As a lifelong Mississippian, that was wonderful and charming to see and hear. I get so used to hearing those voices that it's not noticeable until someone points out the unusualness of our little part of the world.


Hah! That was really interesting, thanks for sharing. I never considered that people from the south would have idiosyncratic facial and behavioral tics.

Being from the suburbs of the sf bay area, now I’m wondering is there anything similar that’s characteristic of people from the west coast?



As I understand it, uptalk began as more typically spoken by adolescent or young women and then spread to some men --but not just in the bay area but generally, initially east and west coasts. Then there is vocal fry but that's a different phenomenon.


I was at a classmates house in college and his Chinese-born grandmother spent most of her life in Jamaica, she spoke english with a very interesting Chinese-Jamaican accent and made us delicious Jamaican food with a Chinese touch. I wish there were more opportunities to try these authentic fusion cuisine and not the nonsense places we have all over town that try to cater to everyone with some uninspired mish-mash of south east asian flavors.


Fun anecdote: My German teacher in high school, Frau Chen, a six foot tall German lady, was married to Chinese Jamaican man. He spoke with a thick Jamaican accent. I always wondered what that household was like.


I've been eating Chinese at the same place in Greenwood, MS since I was a kid. Never thought anything about it. Good food.


I was born in a small town on the border of Alabama, Mississippi, and Tennessee. I remember my parents telling me of the rare, old chinese immigrants there, but they only came there in the 80's to work as engineers in a glass manufacturing factory. They said they had to drive 1.5 hours to the closest chinese grocery store in Huntsville, AL.

Weirdly enough, I think this generation depicted in the article, and my parents, are among the last of the chinese-americans you'd find in Alabama, Iowa, or small town america. It seems more and more young chinese are opting to go back to China.


Young Chinese Americans are opting to move to big cities, like other young Americans. Chinese are still immigrating to the USA at a similar rate to the last, but are almost all settling in big cities as well. The amount of Chinese coming to study in the USA has exploded in recent years, but those who have stayed have remained relatively the same. Suffice it to say, china’s net emigration rate has been constant over the last few years.

The last big immigration of Asians into the rural south happened to be via Vietnam refugees (many ethnic Chinese).

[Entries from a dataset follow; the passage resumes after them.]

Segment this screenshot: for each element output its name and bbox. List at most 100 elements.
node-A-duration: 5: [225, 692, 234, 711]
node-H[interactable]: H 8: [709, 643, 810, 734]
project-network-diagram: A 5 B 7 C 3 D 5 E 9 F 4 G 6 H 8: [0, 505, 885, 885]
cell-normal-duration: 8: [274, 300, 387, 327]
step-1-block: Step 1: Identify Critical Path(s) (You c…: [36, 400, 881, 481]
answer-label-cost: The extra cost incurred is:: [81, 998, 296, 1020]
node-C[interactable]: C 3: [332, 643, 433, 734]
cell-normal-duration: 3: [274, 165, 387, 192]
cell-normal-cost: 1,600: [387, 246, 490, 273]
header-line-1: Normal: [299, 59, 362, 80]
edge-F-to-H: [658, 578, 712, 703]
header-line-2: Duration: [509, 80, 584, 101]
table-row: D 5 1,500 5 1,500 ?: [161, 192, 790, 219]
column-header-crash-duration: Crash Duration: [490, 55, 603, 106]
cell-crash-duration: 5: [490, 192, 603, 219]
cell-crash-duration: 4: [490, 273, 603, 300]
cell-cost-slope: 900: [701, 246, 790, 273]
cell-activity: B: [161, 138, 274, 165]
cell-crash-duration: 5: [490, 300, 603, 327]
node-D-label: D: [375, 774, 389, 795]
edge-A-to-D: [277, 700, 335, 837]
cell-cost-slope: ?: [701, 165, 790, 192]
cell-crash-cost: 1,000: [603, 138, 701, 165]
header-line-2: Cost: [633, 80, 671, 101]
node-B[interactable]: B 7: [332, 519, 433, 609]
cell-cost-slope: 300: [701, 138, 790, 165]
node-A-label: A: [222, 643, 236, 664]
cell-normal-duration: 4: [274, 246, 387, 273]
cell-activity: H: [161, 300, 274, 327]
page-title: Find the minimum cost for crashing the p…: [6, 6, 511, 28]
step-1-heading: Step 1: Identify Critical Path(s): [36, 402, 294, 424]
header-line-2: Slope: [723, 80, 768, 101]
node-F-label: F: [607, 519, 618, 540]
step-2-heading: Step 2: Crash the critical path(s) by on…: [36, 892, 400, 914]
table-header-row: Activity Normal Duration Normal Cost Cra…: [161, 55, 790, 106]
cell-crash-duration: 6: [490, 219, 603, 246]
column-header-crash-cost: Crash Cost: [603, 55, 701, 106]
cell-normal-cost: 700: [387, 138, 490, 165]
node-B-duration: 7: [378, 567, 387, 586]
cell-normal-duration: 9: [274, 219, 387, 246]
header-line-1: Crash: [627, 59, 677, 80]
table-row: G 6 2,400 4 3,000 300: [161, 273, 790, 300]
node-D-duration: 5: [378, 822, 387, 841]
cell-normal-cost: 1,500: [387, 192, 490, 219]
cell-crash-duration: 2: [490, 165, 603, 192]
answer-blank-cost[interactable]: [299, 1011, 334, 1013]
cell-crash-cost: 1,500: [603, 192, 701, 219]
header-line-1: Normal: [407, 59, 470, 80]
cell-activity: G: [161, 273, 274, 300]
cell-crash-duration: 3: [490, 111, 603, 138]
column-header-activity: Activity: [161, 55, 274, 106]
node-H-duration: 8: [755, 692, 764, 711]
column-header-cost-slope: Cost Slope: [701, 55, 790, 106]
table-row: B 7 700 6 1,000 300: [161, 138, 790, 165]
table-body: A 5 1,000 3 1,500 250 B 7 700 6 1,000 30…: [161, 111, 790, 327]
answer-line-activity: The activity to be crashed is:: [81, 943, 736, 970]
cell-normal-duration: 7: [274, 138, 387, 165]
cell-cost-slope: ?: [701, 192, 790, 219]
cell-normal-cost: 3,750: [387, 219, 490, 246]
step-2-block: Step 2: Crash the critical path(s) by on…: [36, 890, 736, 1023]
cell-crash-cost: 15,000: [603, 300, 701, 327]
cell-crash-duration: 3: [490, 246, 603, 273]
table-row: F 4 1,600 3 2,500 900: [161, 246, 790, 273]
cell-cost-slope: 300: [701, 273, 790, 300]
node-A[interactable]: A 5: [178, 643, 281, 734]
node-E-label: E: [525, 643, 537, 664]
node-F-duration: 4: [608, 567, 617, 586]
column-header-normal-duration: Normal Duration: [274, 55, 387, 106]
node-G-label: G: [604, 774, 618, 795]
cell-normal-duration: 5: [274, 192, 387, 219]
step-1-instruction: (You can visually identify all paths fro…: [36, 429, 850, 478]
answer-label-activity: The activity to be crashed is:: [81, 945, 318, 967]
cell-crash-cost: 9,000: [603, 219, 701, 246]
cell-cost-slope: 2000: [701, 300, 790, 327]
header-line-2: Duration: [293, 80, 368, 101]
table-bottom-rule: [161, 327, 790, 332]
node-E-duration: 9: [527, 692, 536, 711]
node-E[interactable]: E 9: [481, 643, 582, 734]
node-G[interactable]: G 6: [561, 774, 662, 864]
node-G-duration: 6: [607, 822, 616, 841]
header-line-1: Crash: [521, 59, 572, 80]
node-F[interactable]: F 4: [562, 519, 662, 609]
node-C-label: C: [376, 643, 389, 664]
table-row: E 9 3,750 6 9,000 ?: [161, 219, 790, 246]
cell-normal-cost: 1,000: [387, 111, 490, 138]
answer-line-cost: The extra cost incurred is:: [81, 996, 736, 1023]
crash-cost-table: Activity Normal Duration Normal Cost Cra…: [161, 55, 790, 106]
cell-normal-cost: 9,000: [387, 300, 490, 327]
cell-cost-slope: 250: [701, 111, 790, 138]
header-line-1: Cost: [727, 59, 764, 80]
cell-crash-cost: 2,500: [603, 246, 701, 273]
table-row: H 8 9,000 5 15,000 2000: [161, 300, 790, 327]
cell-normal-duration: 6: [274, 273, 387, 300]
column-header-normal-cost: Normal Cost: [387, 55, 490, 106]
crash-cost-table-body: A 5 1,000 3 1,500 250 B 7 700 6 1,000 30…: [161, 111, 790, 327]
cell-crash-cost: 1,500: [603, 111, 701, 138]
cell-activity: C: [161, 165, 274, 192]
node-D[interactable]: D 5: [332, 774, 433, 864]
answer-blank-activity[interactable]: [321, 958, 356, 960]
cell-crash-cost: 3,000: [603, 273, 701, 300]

> "more and more young chinese are opting to go back to China"

This seems interesting. Do you have a source?


I don't have a source either, but this has been a concerning trend since around 9/11. First, there is the perception that "things are improving" back in the motherland. The middle class is expanding, and the quality of life is improving. Second, it's hard to get work visas in the US, and there is the perception of hostility towards foreigners (Bush's wars, Trump's election, etc).

The "reverse braindrain" is a serious problem that the US is experiencing in recent years, because the educated foreigners have chosen to get the hell out or have been forced out.

I know a few Chinese with graduate degrees in engineering who are considering returning to China after banking a few more years of American wages. They are heading back to an environmental disaster, but oh well, "progress".


Not an academic source, but... my parents came to the U.S. for graduate school in the late 80's (physics + computer science) and decided to stay and develop their careers here. Literally every one of their classmates (my "aunties" and "uncles") stayed in the U.S.

When I was in grad school from 2005 to 2010, the Chinese grad students (e.g., from China as opposed to Chinese American) were quite diverse in where they were deciding to develop their careers. While some stayed in the U.S., many chose 1) going back to China, 2) academic and industry positions in other places in Asia (e.g., Singapore, Japan, Korea), 3) Canada, Europe, etc.